Depuis le 17 février, l’Allemagne a ratifié l’accord relatif à la Juridiction unifiée du brevet (JUB), qui entrera donc en vigueur le 1er juin 2023. Cette entrée en vigueur, attendue depuis de longues années, ouvre une nouvelle page de l’histoire des brevets en Europe puisque la nouvelle juridiction aura la compétence exclusive pour juger des brevets européens à effet unitaire. En voici une présentation en quelques mots.

 Juridiction unifiée du brevet (JUB), nouvelle juridiction spécialisée en matière de brevets

Cette juridiction internationale aura une compétence en matière de validité et de contrefaçon des brevets européens, à effet unitaire ou non.

JUB - Image 1 - UPC Member States map

 

 

 

 

 

 

 

 

 

 

 

(source : www.unified-patent-court.org)

Comme illustré sur la carte ci-dessus, 24 États sur 27 de l’Union européenne (UE) ont signé l’Accord JUB, à savoir toute l’UE sauf l’Espagne, la Pologne et la Croatie. Parmi ces 24 États ayant signé l’accord, 17 États l’ont ratifié (en bleu foncé) de sorte que la JUB entrera en vigueur sur ces 17 États au moins.

Les décisions seront applicables dans tous les États contractants ayant ratifié l’Accord JUB. Les décisions ne seront donc pas applicables notamment au Royaume-Uni, en Espagne, en Croatie et en Pologne, où il restera nécessaire de passer par un tribunal national compétent pour juger les litiges relatifs au brevet européen.

Comme on peut le voir sur l’illustration ci-dessous, la JUB est composée d’un tribunal de première instance, comprenant une division centrale ayant son siège à Paris et une section à Munich, ainsi que plusieurs divisions locales et régionales. La cour d’appel a quant à elle son siège à Luxembourg.

JUB - Image 2 - Composition de la JUB

 

 

 

 

(source : OEB)

Principe de fonctionnement

Les décisions seront prises par des collèges de juges, qualifiés juridiquement ou bien techniquement.

JUB - Image 3 - Principes de fonctionnement de la JUB

 

 

 

 

(source : OEB)

Il est prévu une durée d’un an entre l’initiation de la procédure et le jugement sur le fond. Le calcul éventuel des dommages et intérêts sera décidé après.

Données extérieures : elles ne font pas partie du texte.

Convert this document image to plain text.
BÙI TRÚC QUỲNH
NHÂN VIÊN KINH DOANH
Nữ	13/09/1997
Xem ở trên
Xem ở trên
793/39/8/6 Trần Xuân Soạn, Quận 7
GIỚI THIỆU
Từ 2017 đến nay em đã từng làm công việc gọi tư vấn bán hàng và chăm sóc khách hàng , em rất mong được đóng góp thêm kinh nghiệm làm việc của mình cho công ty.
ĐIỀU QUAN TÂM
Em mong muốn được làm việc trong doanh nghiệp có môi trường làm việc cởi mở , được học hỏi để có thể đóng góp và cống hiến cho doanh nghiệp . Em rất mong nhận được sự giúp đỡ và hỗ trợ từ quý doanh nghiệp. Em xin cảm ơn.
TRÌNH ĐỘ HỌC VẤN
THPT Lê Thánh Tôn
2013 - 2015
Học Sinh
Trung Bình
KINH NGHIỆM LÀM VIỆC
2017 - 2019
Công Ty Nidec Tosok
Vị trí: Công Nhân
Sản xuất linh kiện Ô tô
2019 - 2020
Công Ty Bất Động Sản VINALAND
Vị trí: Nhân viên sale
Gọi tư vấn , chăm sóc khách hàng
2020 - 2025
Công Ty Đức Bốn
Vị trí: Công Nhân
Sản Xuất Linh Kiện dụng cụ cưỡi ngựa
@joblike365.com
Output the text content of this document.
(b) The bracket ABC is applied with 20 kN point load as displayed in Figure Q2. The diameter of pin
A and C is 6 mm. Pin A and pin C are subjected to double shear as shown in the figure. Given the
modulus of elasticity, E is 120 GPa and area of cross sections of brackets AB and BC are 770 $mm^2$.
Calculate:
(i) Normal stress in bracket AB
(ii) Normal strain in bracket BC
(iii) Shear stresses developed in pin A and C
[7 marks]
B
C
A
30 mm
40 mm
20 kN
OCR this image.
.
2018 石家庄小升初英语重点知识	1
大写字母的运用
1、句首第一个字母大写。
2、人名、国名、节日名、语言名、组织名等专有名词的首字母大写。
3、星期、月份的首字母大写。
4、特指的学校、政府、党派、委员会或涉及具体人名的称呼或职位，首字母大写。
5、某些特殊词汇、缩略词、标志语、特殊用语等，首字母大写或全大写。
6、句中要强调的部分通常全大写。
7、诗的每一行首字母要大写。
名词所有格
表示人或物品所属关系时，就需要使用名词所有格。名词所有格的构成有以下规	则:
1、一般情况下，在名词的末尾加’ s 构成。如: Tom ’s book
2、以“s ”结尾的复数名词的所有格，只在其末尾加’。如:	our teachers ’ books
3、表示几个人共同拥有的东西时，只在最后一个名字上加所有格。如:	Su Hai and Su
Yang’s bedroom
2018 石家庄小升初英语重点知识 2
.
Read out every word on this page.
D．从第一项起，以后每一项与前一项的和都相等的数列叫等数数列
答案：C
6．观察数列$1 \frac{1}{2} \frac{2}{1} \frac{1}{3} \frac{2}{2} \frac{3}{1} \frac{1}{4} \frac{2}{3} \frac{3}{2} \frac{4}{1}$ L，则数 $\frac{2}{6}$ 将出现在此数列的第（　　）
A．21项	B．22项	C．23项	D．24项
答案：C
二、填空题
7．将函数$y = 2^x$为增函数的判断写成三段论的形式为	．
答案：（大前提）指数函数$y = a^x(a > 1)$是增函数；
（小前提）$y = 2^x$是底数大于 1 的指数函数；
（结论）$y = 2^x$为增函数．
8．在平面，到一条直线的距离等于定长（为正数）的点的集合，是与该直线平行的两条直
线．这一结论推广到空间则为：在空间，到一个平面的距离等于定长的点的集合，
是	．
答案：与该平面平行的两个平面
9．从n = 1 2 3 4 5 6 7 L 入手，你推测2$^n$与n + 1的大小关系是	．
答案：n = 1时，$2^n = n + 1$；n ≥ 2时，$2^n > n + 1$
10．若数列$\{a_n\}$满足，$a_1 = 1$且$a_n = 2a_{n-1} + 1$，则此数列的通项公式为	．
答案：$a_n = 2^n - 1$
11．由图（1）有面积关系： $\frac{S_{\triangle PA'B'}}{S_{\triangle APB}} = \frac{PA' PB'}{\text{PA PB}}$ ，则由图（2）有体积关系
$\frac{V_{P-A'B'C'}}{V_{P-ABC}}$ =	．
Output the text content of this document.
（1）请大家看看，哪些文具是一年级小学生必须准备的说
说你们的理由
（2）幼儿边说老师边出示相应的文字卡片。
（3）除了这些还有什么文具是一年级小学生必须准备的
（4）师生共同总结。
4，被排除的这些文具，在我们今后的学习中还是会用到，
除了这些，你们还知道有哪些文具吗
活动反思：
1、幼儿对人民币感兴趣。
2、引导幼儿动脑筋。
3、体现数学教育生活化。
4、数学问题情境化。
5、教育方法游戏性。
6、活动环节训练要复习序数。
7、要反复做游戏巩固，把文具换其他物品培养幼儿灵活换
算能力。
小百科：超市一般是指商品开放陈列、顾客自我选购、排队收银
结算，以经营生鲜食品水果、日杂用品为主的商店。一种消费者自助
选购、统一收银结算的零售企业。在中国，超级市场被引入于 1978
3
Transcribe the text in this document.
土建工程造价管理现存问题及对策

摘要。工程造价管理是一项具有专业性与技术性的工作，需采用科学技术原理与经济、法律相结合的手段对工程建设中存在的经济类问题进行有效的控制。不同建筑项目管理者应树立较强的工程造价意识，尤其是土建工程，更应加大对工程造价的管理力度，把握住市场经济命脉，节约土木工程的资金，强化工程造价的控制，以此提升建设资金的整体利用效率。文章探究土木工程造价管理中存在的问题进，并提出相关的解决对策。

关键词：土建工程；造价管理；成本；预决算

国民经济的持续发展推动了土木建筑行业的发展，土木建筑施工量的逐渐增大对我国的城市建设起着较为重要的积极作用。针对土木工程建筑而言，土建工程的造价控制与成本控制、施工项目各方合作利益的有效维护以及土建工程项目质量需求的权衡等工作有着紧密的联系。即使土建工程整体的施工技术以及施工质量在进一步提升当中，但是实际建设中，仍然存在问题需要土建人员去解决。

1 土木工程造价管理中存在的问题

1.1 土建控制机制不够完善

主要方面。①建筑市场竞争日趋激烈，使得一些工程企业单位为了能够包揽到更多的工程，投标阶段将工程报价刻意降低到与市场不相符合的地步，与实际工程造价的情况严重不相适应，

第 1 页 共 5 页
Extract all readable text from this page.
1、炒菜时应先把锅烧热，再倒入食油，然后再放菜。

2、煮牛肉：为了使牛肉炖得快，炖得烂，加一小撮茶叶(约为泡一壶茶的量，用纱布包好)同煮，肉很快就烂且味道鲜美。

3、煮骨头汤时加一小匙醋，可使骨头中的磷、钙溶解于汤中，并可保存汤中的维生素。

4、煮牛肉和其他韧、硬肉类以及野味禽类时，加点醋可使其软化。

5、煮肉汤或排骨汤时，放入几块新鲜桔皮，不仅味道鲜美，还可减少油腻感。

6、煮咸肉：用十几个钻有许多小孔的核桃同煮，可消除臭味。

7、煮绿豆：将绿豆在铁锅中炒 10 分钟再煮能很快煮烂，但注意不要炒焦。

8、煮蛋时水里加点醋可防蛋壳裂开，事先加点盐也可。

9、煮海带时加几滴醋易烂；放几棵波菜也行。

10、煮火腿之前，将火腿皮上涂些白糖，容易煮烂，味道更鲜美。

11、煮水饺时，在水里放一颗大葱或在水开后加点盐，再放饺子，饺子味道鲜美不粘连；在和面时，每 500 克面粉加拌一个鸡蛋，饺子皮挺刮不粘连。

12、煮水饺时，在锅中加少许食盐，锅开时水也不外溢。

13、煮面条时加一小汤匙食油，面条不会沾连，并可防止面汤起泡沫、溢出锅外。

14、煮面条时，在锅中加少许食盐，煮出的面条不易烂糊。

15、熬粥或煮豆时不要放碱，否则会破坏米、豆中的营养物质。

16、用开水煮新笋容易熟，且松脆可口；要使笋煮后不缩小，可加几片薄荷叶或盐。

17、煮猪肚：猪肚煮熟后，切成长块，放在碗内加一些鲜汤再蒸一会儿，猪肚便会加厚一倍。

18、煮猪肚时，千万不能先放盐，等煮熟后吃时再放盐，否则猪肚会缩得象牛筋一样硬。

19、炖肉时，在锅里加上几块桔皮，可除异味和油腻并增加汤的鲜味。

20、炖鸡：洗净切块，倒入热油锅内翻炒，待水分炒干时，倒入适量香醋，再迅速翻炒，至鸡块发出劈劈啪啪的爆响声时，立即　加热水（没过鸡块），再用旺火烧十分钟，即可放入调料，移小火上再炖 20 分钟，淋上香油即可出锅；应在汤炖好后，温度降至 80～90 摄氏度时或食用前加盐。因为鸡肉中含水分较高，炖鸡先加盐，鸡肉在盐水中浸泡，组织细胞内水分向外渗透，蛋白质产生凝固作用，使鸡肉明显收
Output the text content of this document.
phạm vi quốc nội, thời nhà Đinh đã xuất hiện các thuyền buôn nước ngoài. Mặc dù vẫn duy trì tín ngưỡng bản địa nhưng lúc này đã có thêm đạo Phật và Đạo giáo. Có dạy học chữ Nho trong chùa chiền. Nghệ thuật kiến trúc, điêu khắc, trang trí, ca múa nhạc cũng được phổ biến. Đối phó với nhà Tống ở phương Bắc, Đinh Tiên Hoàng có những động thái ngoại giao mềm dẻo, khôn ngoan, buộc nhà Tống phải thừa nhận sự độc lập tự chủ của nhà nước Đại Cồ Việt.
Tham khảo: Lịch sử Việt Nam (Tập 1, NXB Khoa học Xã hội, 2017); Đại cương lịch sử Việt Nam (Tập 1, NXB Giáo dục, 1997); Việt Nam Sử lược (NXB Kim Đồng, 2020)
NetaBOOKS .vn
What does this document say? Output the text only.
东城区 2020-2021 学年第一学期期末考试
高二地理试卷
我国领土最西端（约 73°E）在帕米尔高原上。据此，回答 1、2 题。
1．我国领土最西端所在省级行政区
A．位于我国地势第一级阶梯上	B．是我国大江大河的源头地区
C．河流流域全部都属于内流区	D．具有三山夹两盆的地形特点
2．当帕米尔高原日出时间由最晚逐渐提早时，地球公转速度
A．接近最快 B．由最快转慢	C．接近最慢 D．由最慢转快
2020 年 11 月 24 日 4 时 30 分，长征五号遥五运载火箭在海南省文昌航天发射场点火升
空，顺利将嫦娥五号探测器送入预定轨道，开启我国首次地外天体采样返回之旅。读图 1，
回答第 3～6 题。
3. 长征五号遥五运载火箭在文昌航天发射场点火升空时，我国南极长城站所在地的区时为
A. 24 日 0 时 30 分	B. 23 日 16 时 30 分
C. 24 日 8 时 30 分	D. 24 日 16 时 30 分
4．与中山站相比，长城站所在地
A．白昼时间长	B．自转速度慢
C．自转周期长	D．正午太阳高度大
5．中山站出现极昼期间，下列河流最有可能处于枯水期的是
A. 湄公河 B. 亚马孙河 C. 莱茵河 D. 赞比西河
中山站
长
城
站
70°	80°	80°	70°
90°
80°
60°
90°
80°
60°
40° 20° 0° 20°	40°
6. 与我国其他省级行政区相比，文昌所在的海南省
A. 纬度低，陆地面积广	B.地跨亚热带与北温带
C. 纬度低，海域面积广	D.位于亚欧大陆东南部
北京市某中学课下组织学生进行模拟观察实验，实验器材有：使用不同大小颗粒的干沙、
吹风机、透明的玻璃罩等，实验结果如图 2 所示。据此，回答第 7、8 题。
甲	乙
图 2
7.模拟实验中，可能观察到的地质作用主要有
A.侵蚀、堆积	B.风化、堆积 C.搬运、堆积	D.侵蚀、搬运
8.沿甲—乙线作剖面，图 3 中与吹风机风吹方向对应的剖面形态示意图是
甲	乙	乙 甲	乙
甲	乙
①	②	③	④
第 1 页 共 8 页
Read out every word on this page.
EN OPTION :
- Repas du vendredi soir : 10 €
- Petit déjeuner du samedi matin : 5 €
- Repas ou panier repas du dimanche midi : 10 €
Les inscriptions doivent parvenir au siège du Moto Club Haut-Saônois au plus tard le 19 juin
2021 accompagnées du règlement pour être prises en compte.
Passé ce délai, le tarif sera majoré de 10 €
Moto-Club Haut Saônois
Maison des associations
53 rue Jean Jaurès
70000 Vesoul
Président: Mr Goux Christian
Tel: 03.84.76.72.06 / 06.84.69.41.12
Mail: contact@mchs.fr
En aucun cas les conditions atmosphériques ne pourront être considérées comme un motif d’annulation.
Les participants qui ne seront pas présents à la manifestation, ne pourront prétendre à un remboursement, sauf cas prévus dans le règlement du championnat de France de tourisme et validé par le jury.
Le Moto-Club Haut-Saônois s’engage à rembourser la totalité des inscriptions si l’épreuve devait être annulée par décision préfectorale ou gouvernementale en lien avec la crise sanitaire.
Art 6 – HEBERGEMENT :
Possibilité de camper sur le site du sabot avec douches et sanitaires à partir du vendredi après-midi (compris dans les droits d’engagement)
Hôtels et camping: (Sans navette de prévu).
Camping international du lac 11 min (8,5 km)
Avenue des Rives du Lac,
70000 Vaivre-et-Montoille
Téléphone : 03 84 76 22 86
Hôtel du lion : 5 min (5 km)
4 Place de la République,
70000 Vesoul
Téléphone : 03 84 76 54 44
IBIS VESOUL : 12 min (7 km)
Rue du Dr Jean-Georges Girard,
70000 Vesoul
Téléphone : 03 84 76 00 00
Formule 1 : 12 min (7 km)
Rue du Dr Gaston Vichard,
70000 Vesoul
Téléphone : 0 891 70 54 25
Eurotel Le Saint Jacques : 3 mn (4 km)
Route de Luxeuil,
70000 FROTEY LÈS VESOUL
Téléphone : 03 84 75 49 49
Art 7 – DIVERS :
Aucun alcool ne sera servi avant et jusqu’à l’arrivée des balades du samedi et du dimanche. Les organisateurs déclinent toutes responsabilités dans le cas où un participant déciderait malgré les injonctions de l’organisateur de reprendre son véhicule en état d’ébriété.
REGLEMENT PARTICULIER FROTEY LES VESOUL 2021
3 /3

La JUB aura la compétence exclusive en matière de validité et de contrefaçon des brevets européens à effet unitaire.

Régime transitoire et arbitrage

Pour une période de 7 ans (prolongeable une seule fois), c’est-à-dire jusqu’en 2037 au maximum, la compétence aussi bien de la JUB que des tribunaux de chaque pays sera possible en matière de validité et de contrefaçon des brevets européens sans effet unitaire. Passé ce délai, la compétence en matière de brevet européen appartiendra uniquement à la JUB pour tous les brevets européens en vigueur dans les États de l’Union Européenne ayant signé l’Accord JUB.

Par conséquent, entre le 1er mars 2023 et l’entrée en vigueur de la JUB le 1er juin 2023, il convient d’arbitrer l’intérêt de choisir la compétence de la JUB pour le titulaire. En effet, pendant cette période, seul le demandeur ou le titulaire du brevet européen pourra décider d’empêcher la saisine de la JUB (« opt-out », ou « dérogation ») pour sa demande de brevet européen ou son brevet européen. Passé ce délai, en l’absence d’« opt-out », quiconque pourra choisir de saisir la JUB ou un tribunal national compétent pendant le régime transitoire.

Ainsi, la déclaration d’ « opt-out » par un titulaire ou demandeur de brevet européen permet principalement d’anticiper le cas dans lequel un tiers serait à l’origine d’une action contre le titulaire, typiquement en formant une action en nullité contre le brevet européen devant la JUB, alors que le titulaire ou demandeur pourrait préférer mener une telle action en nullité devant un (ou plusieurs) tribunal national. En effet, dans le cas d’une action subie, après le 1er juin 2023, il ne sera plus possible de déroger à la compétence de la JUB.

En revanche, dans le cas où le titulaire ou demandeur souhaiterait lancer lui-même une action, typiquement une action en contrefaçon, il pourra toujours déposer ultérieurement une déclaration d’ « opt out » pour déroger à la compétence de la JUB.

Enfin, relevons que devant la JUB, il sera possible de demander des mesures préalables à l’action (mesures de conservation de preuves, descente sur les lieux), de constater une contrefaçon (dont fourniture de moyens essentiels) ou une nullité, de demander une réparation concernant les licences, pour obtenir des mesures provisoires et des injonctions.